DE SYNTHE A GRANDE-SYNTHE

Publié le par Grande-Synthe tout une Histoire

article de Jean pierre Hernandez (au coeur de Grande-Synthe)

 

Au PREMIER MILLENAIRE

 Au début de l’ère chrétienne, les MORINS qui vivaient dans les palafittes ou cites lacustres, peuplaient notre région recouverte de marécages.

Au IVème siècle, une inondation marine envahit toute la contrée ou ne subsistent plus que quelques terres au milieu d'un vaste golfe dans lequel se jettent l’AA et I'YSER. Les arbres sont renverses, et au fil du temps, une épaisse couche de limon va les recouvrir.

C'est sous l'impulsion des moines de l'abbaye de St WINOC, aides par les rois merovingiens que se métamorphose le paysage dans lequel apparaissent villages et hameaux.

Dans les siècles qui suivent, les travaux d'assèchement sont peu importants, les propriétaires étant trop occupes a se protéger contre les incursions normandes et danoises.

 

DE L'AN 1000 A 1900

Au XIème siècle, Grande-Synthe est recouvert d'innombrables nappes d'eau communiquant avec la mer et subissant l'influence des marées : les shoores.

En 1067, Beaudouin V de Lille, comte de Flandres, accorde, par une charte, toutes les terres gagnées sur la mer a l'abbaye de St WINOC afin de stimuler les travaux d'assèchement. En 1097, la femme de Robert II de Flandres, donne a l'Eglise de WATTEN toutes les terres basses sujettes a l'inondation (VLUODES HERNESSES) situées a SINTES.

Vers 1038 existait déjà un St pèlerinage établi a un endroit nomme sanctum ou sinthonis. Ceci tendrait donc à prouver qu'il existait déjà un pèlerinage a un endroit ou, deux ou trois siècles plus tard, un seigneur des Flandres rentrant des croisades déposait un morceau de la vraie croix qui fut l’objet de vénération et qui est connue sous le nom de KRUYSBELLAERT (croix a c1ochettes).

C'est vers cette époque que MARDYCK et ses environs se peuplent et deviennent des hameaux dans lesquels on érige des oratoires qui se convertissent peu à peu en églises.

Au Moyen-âge, la paroisse de SINTES dépend de l'autorité ecclésiastique de St WINOC et forme une paroisse bien organisée déjà a cette époque : son bureau de bienfaisance (table des pauvres).

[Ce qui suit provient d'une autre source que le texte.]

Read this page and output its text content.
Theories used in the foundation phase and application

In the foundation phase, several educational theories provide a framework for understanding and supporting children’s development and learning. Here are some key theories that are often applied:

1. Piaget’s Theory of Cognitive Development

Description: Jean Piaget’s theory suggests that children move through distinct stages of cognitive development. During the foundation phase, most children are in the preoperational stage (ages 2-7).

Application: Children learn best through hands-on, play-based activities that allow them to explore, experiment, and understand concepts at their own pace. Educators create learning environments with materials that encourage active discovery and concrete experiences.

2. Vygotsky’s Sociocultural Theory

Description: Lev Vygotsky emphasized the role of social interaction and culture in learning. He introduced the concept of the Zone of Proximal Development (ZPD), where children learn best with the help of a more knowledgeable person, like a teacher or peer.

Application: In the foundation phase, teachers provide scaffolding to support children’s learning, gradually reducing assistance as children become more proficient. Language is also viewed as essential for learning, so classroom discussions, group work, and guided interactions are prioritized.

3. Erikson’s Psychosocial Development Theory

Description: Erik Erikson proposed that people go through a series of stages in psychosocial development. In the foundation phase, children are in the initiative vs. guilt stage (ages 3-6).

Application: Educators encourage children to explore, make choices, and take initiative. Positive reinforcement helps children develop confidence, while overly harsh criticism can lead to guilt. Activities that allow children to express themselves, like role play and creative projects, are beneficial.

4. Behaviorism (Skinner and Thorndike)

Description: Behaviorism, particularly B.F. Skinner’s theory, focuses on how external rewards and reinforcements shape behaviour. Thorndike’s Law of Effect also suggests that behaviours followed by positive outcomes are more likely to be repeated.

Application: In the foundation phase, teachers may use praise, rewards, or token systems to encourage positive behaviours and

GRANDE-SYNTHE garde alors la partie la plus importante du territoire qui reste typiquement agricole ou l'on connait deux catégories d'habitants :

 ·        les cultivateurs (laeten)

 ·        et les gens de service, ou journaliers (landmannen).

Afin de donner plus d'efficacité a la lutte contre les eaux, des groupements de volontaires, associes dénommes Wateringues s'établissent, ils sont diriges par un dycker graf (contre les eaux). C'est vers 1169, qu'apparait la première trace des textes réglementaires régissant ces associations.

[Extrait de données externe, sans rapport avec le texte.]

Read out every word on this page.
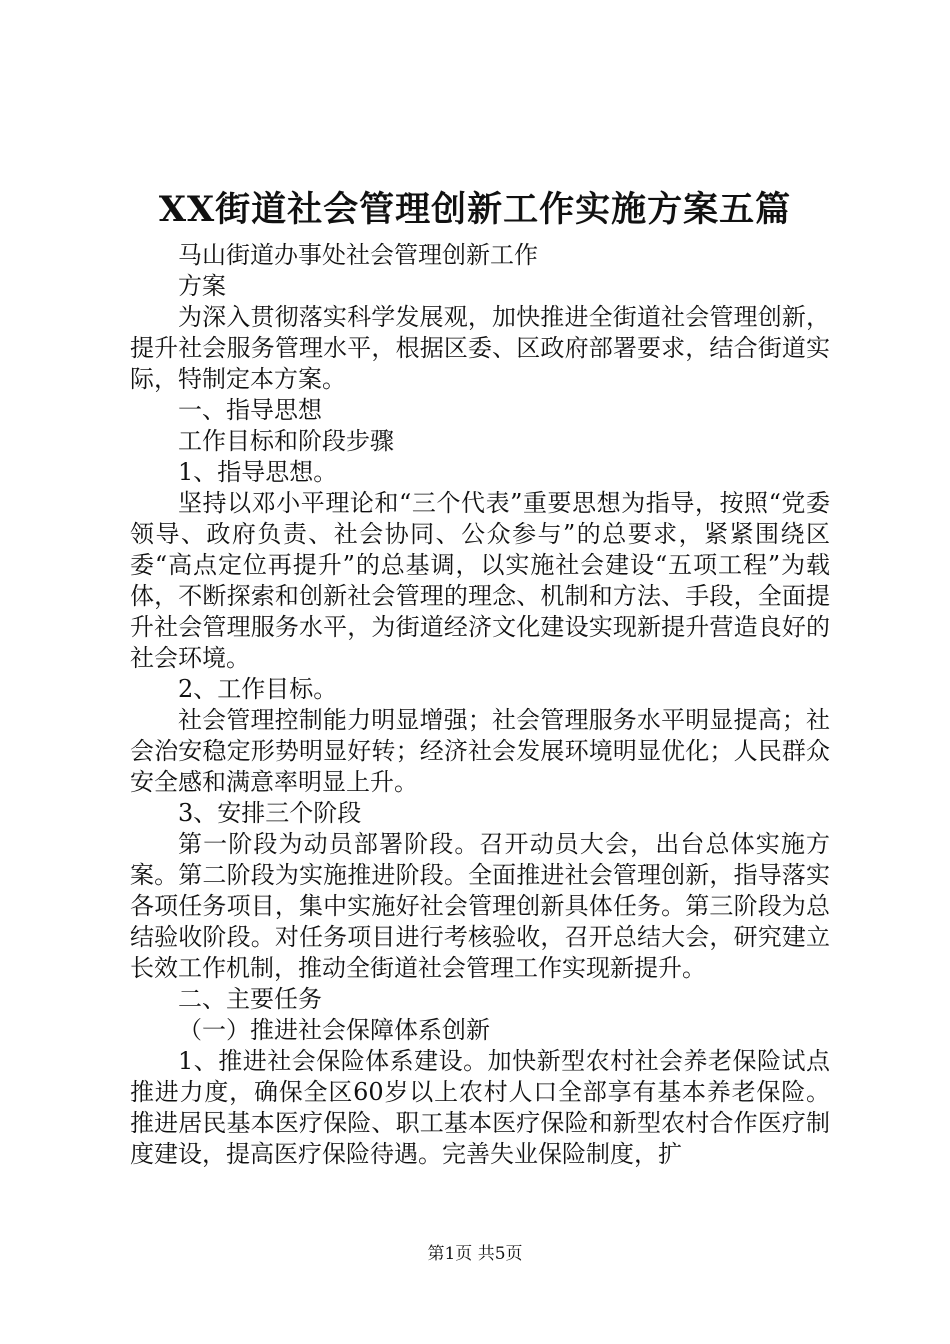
XX街道社会管理创新工作实施方案五篇

马山街道办事处社会管理创新工作

方案

为深入贯彻落实科学发展观，加快推进全街道社会管理创新，提升社会服务管理水平，根据区委、区政府部署要求，结合街道实际，特制定本方案。

一、指导思想

工作目标和阶段步骤

1、指导思想。

坚持以邓小平理论和“三个代表”重要思想为指导，按照“党委领导、政府负责、社会协同、公众参与”的总要求，紧紧围绕区委“高点定位再提升”的总基调，以实施社会建设“五项工程”为载体，不断探索和创新社会管理的理念、机制和方法、手段，全面提升社会管理服务水平，为街道经济文化建设实现新提升营造良好的社会环境。

2、工作目标。

社会管理控制能力明显增强；社会管理服务水平明显提高；社会治安稳定形势明显好转；经济社会发展环境明显优化；人民群众安全感和满意率明显上升。

3、安排三个阶段

第一阶段为动员部署阶段。召开动员大会，出台总体实施方案。第二阶段为实施推进阶段。全面推进社会管理创新，指导落实各项任务项目，集中实施好社会管理创新具体任务。第三阶段为总结验收阶段。对任务项目进行考核验收，召开总结大会，研究建立长效工作机制，推动全街道社会管理工作实现新提升。

二、主要任务

（一）推进社会保障体系创新

1、推进社会保险体系建设。加快新型农村社会养老保险试点推进力度，确保全区60岁以上农村人口全部享有基本养老保险。推进居民基本医疗保险、职工基本医疗保险和新型农村合作医疗制度建设，提高医疗保险待遇。完善失业保险制度，扩

第1页 共5页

 Le mot Wateringue est l’addition du mot Water (eau) et du mot Ring (cercle). II s'agit d'un territoire qui serait encore un marécage si l'homme ne s'était pas battu pendant plusieurs siècles pour l'assainir.

Ici, l'homme s'est appuyé sur l'existence d'une barrière naturelle (le cordon de dune) qui s'est renforce naturellement par le jeu de facteurs naturels (les apports de sédiments marins et d'alluvions fluviales). Le principe d'origine du desséchement est simple. Il fallait écouler de l'eau à marée basse et empêcher la mer de venir recouvrir les terres a marée haute. Aujourd'hui, les écoulements sont gravitaires à marée basse. A marée haute, les stations de pompage prolongent, quand cela s'impose, l'écoulement gravitaire.

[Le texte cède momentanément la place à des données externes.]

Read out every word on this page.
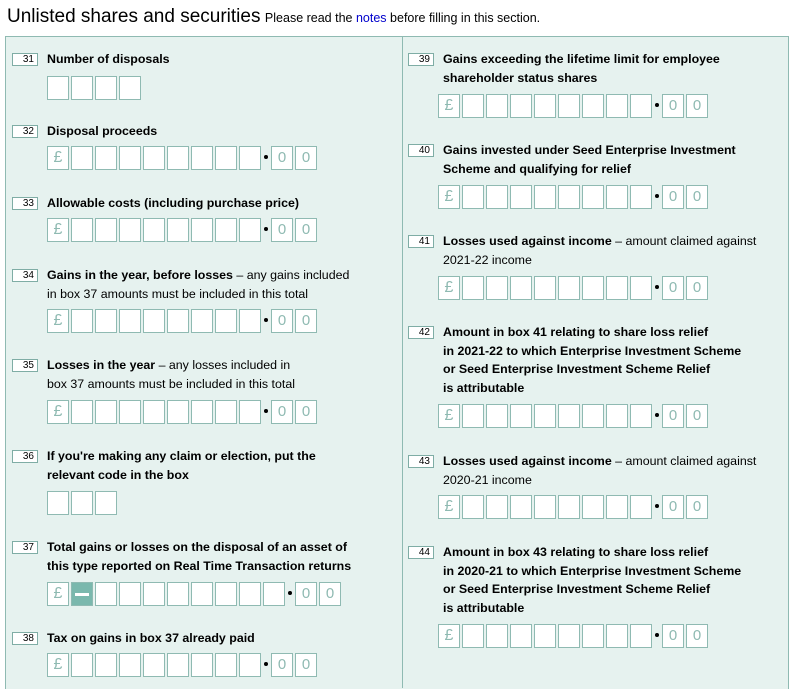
Unlisted shares and securities Please read the notes before filling in this section.
31	Number of disposals
32	Disposal proceeds
£	0	0
33	Allowable costs (including purchase price)
£	0	0
34	Gains in the year, before losses – any gains included
in box 37 amounts must be included in this total
£	0	0
35	Losses in the year – any losses included in
box 37 amounts must be included in this total
£	0	0
36	If you're making any claim or election, put the
relevant code in the box
37	Total gains or losses on the disposal of an asset of
this type reported on Real Time Transaction returns
£	0	0
38	Tax on gains in box 37 already paid
£	0	0
39	Gains exceeding the lifetime limit for employee
shareholder status shares
£	0	0
40	Gains invested under Seed Enterprise Investment
Scheme and qualifying for relief
£	0	0
41	Losses used against income – amount claimed against
2021-22 income
£	0	0
42	Amount in box 41 relating to share loss relief
in 2021-22 to which Enterprise Investment Scheme
or Seed Enterprise Investment Scheme Relief
is attributable
£	0	0
43	Losses used against income – amount claimed against
2020-21 income
£	0	0
44	Amount in box 43 relating to share loss relief
in 2020-21 to which Enterprise Investment Scheme
or Seed Enterprise Investment Scheme Relief
is attributable
£	0	0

En 1197, Beaudouin IX confirme les donations faites à l'abbaye de St WINOC dans lesquelles figure la ferme de SINTE contenant 850 mesures de terre.

La validité des donations effectuées par les Comtes de Flandres étant contestée par des centaines de seigneurs, amène Philippe d'Alsace à confirmer a nouveau les privilèges octroyés par ses prédécesseurs, ceci afin de stimuler les entreprises d'assèchement en attribuant des parts de marais desséchés aux propriétaires. Ces propriétés étant transmissibles aux descendants, ceci concerne les terres tenues en fief par Tenald de Spiere (Spycker) et la terre de Wulnodes à SINTE.

En 1270, le territoire est divisé en watering. Le wateringue situe a l'ouest de Havendyck (canal de Bergues) et au Nord du Vliet (canal de Bourbourg) prend le nom de NOORDOVER.

Vers 1280, des tempêtes provoquent des inondations. Afin d'y remédier, Jean de Namur, fils du comte Guy de Dampierre, fait construire, vers 1300, une digue partant de la pointe du Clipon et se dirigeant vers l'est. Cette digue suit sensiblement la route de Mardyck et de Fort Mardyck. Elle atteint St POL au sud du cimetière actuel et puis continue vers Rosendael. Le chemin qui borde cette digue porte toujours le nom de rue du Comte Jean.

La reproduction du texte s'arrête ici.